Le 25 avril 2006, El Hadj Aboubacar Fofana, imam de la mosquée d’Aghien à Abidjan, était élevé in absentia au rang de cheikh al-aïma « cheikh des imams » et « guide spirituel de la communauté musulmane de Côte d’Ivoire » – par décision consensuelle du Conseil supérieur des imams (COSIM), organe indépendant représentant une forte majorité d’imams dans le pays. Succédant à Anzoumana Konaté, décédé en septembre de l’année précédente, cheikh Fofana devenait ainsi la plus haute autorité religieuse islamique à l’échelle nationale. Fofana vivait alors de- puis quatre ans aux États-Unis, où il s’était trouvé séjourner quand éclata la rébellion de septembre 2002. L’enlisement de la crise et la persistance de menaces physiques à son encontre contraignirent à l’exil politique celui que le grand public connaissait surtout comme un irréductible pour- fendeur des dérives anti-républicaines des régimes post-houphouëtistes et que la doxa patriotique dépeignait comme un dangereux radical.
Le 25 octobre 2006, à la fin du Ramadan, six mois après sa nomination, Aboubacar Fofana rentrait définitivement à Abidjan, avec pour mission de guider sa communauté jusque dans sa contribution au développement de la paix et de l’unité nationales. Drapé d’un boubou blanc, coiffé d’une chéchia rouge, cheikh Fofana fut accueilli en grande pompe à sa descente d’avion par ses proches disciples et de nombreux dignitaires musulmans, puis escorté sous protection militaire jusqu’à sa mosquée par une haie humaine de fidèles en liesse, hommes et femmes, jeunes pour la plupart, exultant leur ferveur religieuse par la prière et le chant. Quoique désorienté par cette vénération, Fofana accéda à l’invitation de communier avec ses fidèles, debout dans son 4×4 décapotable. La foule ayant largement suivi le mot d’ordre relayé par la radio islamique Al Bayane de se vêtir en blanc, la presse nationale souligna l’éclat immaculé du« retour triomphal » du cheikh. De fait, c’était là une manifestation islamique inédite par sa chorégraphie urbaine et sa visibilité dans l’espace public ivoirien.

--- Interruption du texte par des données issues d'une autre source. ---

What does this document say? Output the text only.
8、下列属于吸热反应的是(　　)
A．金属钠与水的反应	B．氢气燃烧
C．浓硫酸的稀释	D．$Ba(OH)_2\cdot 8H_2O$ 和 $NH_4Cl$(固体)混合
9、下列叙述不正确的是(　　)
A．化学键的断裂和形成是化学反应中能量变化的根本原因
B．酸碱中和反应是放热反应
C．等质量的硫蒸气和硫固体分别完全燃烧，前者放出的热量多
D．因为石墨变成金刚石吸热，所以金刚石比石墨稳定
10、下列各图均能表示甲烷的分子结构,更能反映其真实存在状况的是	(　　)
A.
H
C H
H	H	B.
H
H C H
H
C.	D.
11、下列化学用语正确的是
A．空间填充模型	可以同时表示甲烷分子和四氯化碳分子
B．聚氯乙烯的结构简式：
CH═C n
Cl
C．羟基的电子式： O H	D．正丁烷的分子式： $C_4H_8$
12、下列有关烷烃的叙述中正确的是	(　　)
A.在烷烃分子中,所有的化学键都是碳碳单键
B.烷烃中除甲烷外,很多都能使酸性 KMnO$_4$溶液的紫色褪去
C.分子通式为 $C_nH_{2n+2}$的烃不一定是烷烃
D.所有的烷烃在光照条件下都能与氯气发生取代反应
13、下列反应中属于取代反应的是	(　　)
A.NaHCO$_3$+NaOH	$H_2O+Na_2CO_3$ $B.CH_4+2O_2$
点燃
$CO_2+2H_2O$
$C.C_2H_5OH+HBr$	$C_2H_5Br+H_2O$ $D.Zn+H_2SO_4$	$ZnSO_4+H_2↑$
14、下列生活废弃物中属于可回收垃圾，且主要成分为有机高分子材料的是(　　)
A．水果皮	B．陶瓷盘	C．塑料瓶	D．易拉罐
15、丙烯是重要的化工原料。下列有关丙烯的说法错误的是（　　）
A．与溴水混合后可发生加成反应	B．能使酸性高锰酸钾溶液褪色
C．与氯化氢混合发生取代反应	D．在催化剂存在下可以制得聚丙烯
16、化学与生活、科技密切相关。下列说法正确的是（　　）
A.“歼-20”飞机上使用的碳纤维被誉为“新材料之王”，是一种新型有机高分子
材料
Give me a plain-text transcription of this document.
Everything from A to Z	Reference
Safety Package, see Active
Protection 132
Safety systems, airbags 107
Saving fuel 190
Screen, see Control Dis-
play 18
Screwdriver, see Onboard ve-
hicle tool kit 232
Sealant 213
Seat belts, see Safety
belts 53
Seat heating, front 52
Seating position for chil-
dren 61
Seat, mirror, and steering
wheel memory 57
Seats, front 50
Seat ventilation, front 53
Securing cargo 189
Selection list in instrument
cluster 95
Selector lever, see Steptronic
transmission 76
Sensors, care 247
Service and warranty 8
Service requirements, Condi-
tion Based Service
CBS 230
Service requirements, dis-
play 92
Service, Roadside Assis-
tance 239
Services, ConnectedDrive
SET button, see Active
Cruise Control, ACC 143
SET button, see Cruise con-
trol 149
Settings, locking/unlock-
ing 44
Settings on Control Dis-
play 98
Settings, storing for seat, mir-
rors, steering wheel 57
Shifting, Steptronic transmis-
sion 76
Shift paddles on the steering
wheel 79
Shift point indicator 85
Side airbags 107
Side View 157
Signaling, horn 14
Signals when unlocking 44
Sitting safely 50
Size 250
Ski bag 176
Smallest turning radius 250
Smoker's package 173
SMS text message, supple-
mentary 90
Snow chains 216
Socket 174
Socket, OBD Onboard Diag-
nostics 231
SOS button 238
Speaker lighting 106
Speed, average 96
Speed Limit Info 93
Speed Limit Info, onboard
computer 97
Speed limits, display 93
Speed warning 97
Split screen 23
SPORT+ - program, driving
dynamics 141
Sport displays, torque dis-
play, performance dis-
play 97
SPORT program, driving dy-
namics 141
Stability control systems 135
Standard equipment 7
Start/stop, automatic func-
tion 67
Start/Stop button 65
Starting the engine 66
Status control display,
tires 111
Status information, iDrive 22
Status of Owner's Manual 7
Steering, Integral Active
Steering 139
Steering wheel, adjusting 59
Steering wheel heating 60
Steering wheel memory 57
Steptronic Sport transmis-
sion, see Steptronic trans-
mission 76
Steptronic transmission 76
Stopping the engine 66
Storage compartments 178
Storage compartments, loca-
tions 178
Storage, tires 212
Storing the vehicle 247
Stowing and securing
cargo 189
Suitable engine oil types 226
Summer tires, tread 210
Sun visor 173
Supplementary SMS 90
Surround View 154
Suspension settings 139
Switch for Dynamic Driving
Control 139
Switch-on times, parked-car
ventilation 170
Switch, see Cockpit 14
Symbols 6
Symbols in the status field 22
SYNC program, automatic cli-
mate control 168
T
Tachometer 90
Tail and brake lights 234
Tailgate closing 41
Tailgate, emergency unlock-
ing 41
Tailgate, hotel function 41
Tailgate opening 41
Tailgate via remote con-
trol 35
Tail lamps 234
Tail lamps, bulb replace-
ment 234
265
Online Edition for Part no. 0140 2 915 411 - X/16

Les démonstrations d’allégeance à l’autorité du nouveau cheikh al- aïma se multiplièrent dans les jours et les mois qui suivirent. Le premier vendredi, de nombreux imams désertèrent leur mosquée pour écouter le sermon de Fofana à Aghien, qui prit « l’allure d’un lieu de pèlerinage ». Le lendemain, le COSIM organisa une « cérémonie d’hommage au cheikh » à la grande mosquée de la Riviera Golf, en présence de chefs religieux et de responsables communautaires de toutes obédiences islamiques, incluant des soufis (dont diverses branches tidjanies), des sunnites (aussi appelés wahhabites ou salafistes) et des chi‘ites duodécimains.
L’assemblée rappela la légitimité historique d’Aboubacar Fofana, « concepteur et principal architecte du réformisme en Côte d’Ivoire », en saluant le charisme, l’indéfectible pugnacité et le vaste savoir théologique, spirituel et séculier du militant prédicateur devenu éveilleur de consciences, meneur d’hommes, maître à penser. Fofana prononça à cette occasion un long discours programmatique. Près de 300 imams des quatre coins de la Côte d’Ivoire, 28 imams venus de l’étranger et le Premier ministre Guillaume Soro, représentant le nouveau gouvernement d’unité nationale, assistèrent, en avril 2007, à son intronisation officielle, moment fort du deuxième congrès national du COSIM consacré à la réflexion sur « le rôle des imams dans la reconstruction de la nation ». Des DVD de tous ces événements trouvèrent ensuite leur place sur les étals de diverses librairies islamiques.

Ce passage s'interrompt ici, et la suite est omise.